Everyone has heard the saying: “Sticks and stones may break my bones, but words will never hurt me.” The problem is, this statement is not the least bit true. Name-calling is one of the most damaging and painful types of bullying. It leaves victims with negative messages about who they are. It’s also harmful because name-calling attempts to falsely define people.1
For instance, calling someone “fat,” “retard,” “nerd,” or any other derogatory name chips away at the target’s self-esteem, sense of self-worth, and self-concept. To make matters worse, name-calling happens a lot and can encourage that behavior in your child.
What Is Name-Calling?
Name-calling is abusive, derogatory language, or insults. It is a form of relational bullying. Sadly, this behavior is common among kids. Name-calling, which is sometimes dismissed as teasing or ribbing, is often present in sibling bullying. However, this type of talk is very hurtful and can harm a child’s sense of self.
In fact, 75% of elementary school students say they are called names on a regular basis at school.
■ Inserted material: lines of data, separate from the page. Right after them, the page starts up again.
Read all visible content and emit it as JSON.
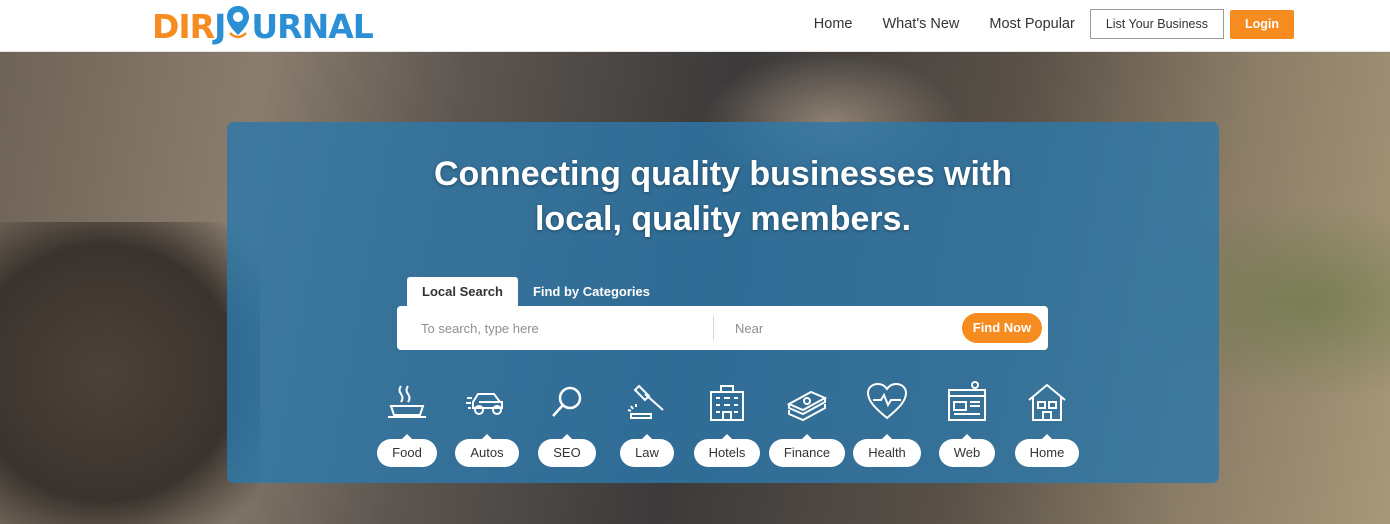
{
  "header": {
    "logo_left": "DIR",
    "logo_right": "J",
    "logo_rest": "URNAL",
    "nav": [
      "Home",
      "What's New",
      "Most Popular"
    ],
    "list_business": "List Your Business",
    "login": "Login"
  },
  "hero": {
    "headline_part1": "Connecting ",
    "headline_bold1": "quality businesses",
    "headline_part2": " with",
    "headline_part3": "local, ",
    "headline_bold2": "quality members."
  },
  "search": {
    "tabs": [
      "Local Search",
      "Find by Categories"
    ],
    "what_placeholder": "To search, type here",
    "near_placeholder": "Near",
    "find_button": "Find Now"
  },
  "categories": [
    {
      "label": "Food",
      "icon": "food-icon"
    },
    {
      "label": "Autos",
      "icon": "car-icon"
    },
    {
      "label": "SEO",
      "icon": "magnifier-icon"
    },
    {
      "label": "Law",
      "icon": "gavel-icon"
    },
    {
      "label": "Hotels",
      "icon": "hotel-icon"
    },
    {
      "label": "Finance",
      "icon": "money-icon"
    },
    {
      "label": "Health",
      "icon": "heart-pulse-icon"
    },
    {
      "label": "Web",
      "icon": "web-design-icon"
    },
    {
      "label": "Home",
      "icon": "house-icon"
    }
  ],
  "colors": {
    "accent": "#f68b1f",
    "brand_blue": "#2a8fd4",
    "panel": "#2d78aa"
  }
}
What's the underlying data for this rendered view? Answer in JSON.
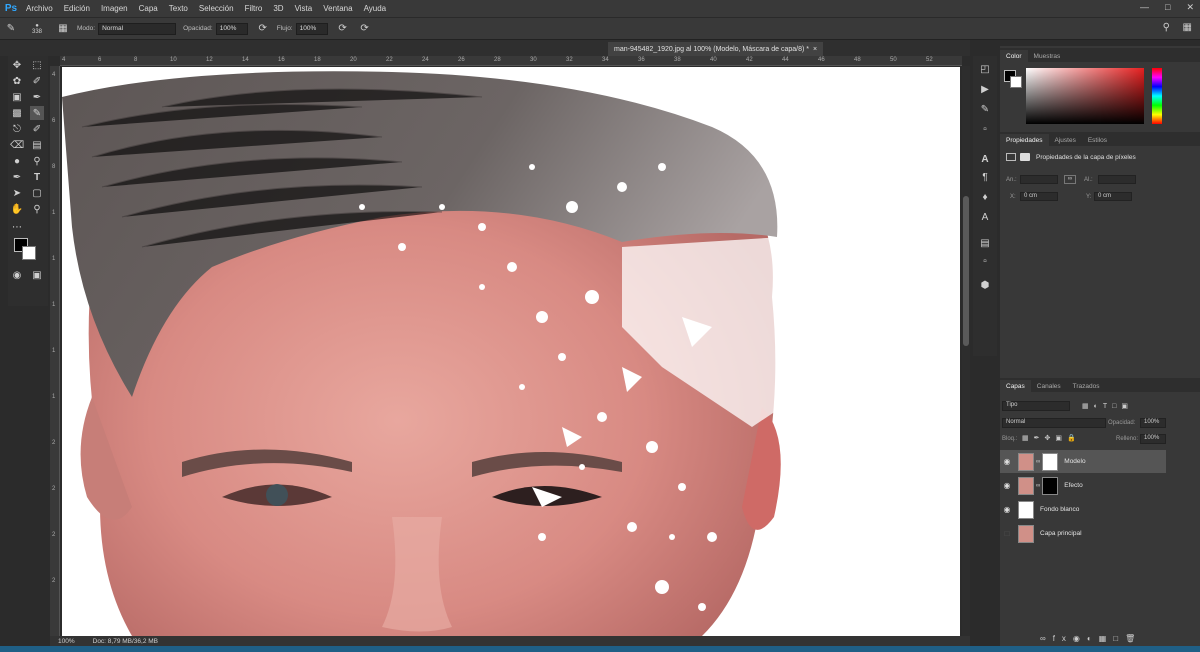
{
  "app": {
    "logo": "Ps",
    "menu": [
      "Archivo",
      "Edición",
      "Imagen",
      "Capa",
      "Texto",
      "Selección",
      "Filtro",
      "3D",
      "Vista",
      "Ventana",
      "Ayuda"
    ]
  },
  "options": {
    "brush_size": "338",
    "mode_label": "Modo:",
    "mode_value": "Normal",
    "opacity_label": "Opacidad:",
    "opacity_value": "100%",
    "flow_label": "Flujo:",
    "flow_value": "100%"
  },
  "document": {
    "tab_title": "man-945482_1920.jpg al 100% (Modelo, Máscara de capa/8) *",
    "zoom": "100%",
    "doc_info": "Doc: 8,79 MB/36,2 MB"
  },
  "rulers": {
    "top": [
      "4",
      "6",
      "8",
      "10",
      "12",
      "14",
      "16",
      "18",
      "20",
      "22",
      "24",
      "26",
      "28",
      "30",
      "32",
      "34",
      "36",
      "38",
      "40",
      "42",
      "44",
      "46",
      "48",
      "50",
      "52"
    ],
    "left": [
      "4",
      "6",
      "8",
      "1",
      "1",
      "1",
      "1",
      "1",
      "2",
      "2",
      "2",
      "2"
    ]
  },
  "color_panel": {
    "tabs": [
      "Color",
      "Muestras"
    ],
    "accent": "#e62020"
  },
  "properties_panel": {
    "tabs": [
      "Propiedades",
      "Ajustes",
      "Estilos"
    ],
    "heading": "Propiedades de la capa de píxeles",
    "an_label": "An.:",
    "al_label": "Al.:",
    "x_label": "X:",
    "x_value": "0 cm",
    "y_label": "Y:",
    "y_value": "0 cm"
  },
  "layers_panel": {
    "tabs": [
      "Capas",
      "Canales",
      "Trazados"
    ],
    "filter_value": "Tipo",
    "blend_mode": "Normal",
    "opacity_label": "Opacidad:",
    "opacity_value": "100%",
    "lock_label": "Bloq.:",
    "fill_label": "Relleno:",
    "fill_value": "100%",
    "layers": [
      {
        "name": "Modelo",
        "visible": true,
        "selected": true
      },
      {
        "name": "Efecto",
        "visible": true,
        "selected": false
      },
      {
        "name": "Fondo blanco",
        "visible": true,
        "selected": false
      },
      {
        "name": "Capa principal",
        "visible": false,
        "selected": false
      }
    ]
  }
}
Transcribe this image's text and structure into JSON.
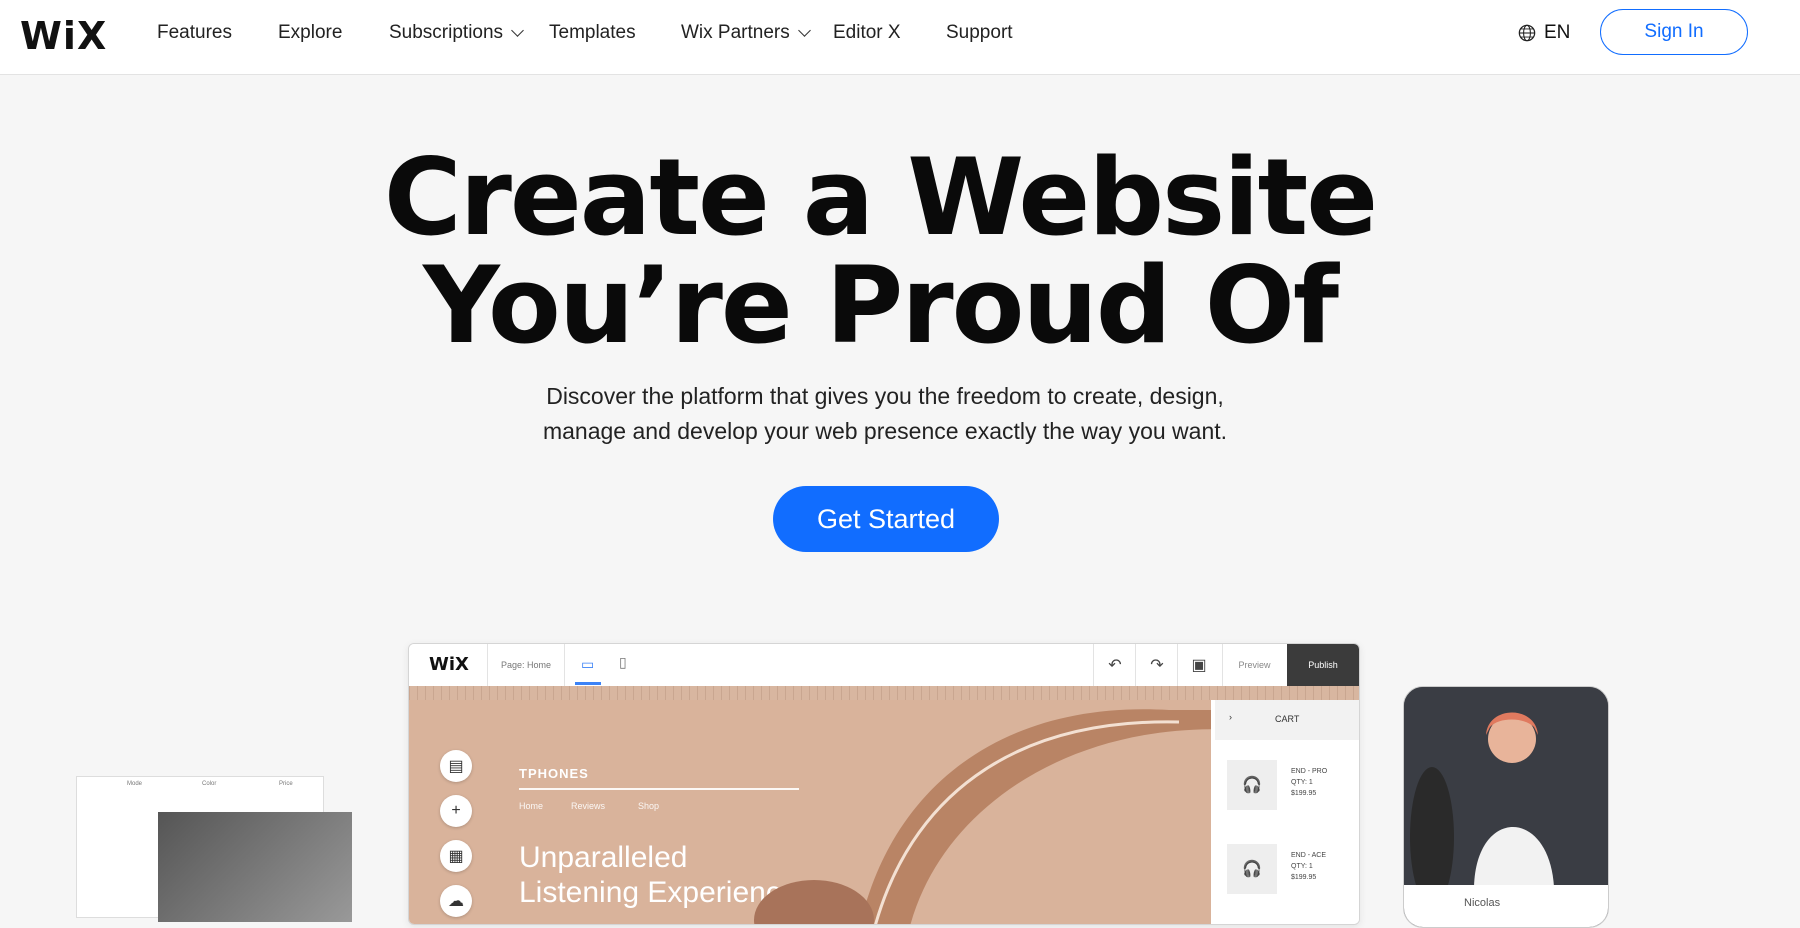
{
  "header": {
    "logo": "WiX",
    "nav": [
      {
        "label": "Features"
      },
      {
        "label": "Explore"
      },
      {
        "label": "Subscriptions"
      },
      {
        "label": "Templates"
      },
      {
        "label": "Wix Partners"
      },
      {
        "label": "Editor X"
      },
      {
        "label": "Support"
      }
    ],
    "language": "EN",
    "signin": "Sign In"
  },
  "hero": {
    "title_line1": "Create a Website",
    "title_line2": "You’re Proud Of",
    "subtitle_line1": "Discover the platform that gives you the freedom to create, design,",
    "subtitle_line2": "manage and develop your web presence exactly the way you want.",
    "cta": "Get Started"
  },
  "editor": {
    "logo": "WiX",
    "page_selector": "Page: Home",
    "preview": "Preview",
    "publish": "Publish",
    "site": {
      "brand": "TPHONES",
      "menu": [
        "Home",
        "Reviews",
        "Shop"
      ],
      "headline_line1": "Unparalleled",
      "headline_line2": "Listening Experience"
    },
    "cart": {
      "title": "CART",
      "items": [
        {
          "name": "END - PRO",
          "qty": "QTY: 1",
          "price": "$199.95"
        },
        {
          "name": "END - ACE",
          "qty": "QTY: 1",
          "price": "$199.95"
        }
      ]
    }
  },
  "sheet": {
    "headers": [
      "Mode",
      "Color",
      "Price"
    ]
  },
  "phone": {
    "name": "Nicolas"
  },
  "colors": {
    "accent": "#116dff",
    "background": "#f6f6f6"
  }
}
They also consistently witness students call others words like “stupid” or “spaz” and nearly 50% hear things like “you’re so gay” or “that’s so gay.” Swear words and derogatory euphemisms for body parts are also used.
Meanwhile, frequency is just as bad or worse at the middle school and high school levels with nearly 65% of students indicating that name-calling is a serious issue at their school.1 Regardless of the names the victim is called, the underlying and repeating messages are “you are not accepted” and “you’re not good enough.” Name-calling can be a form of prejudicial bullying.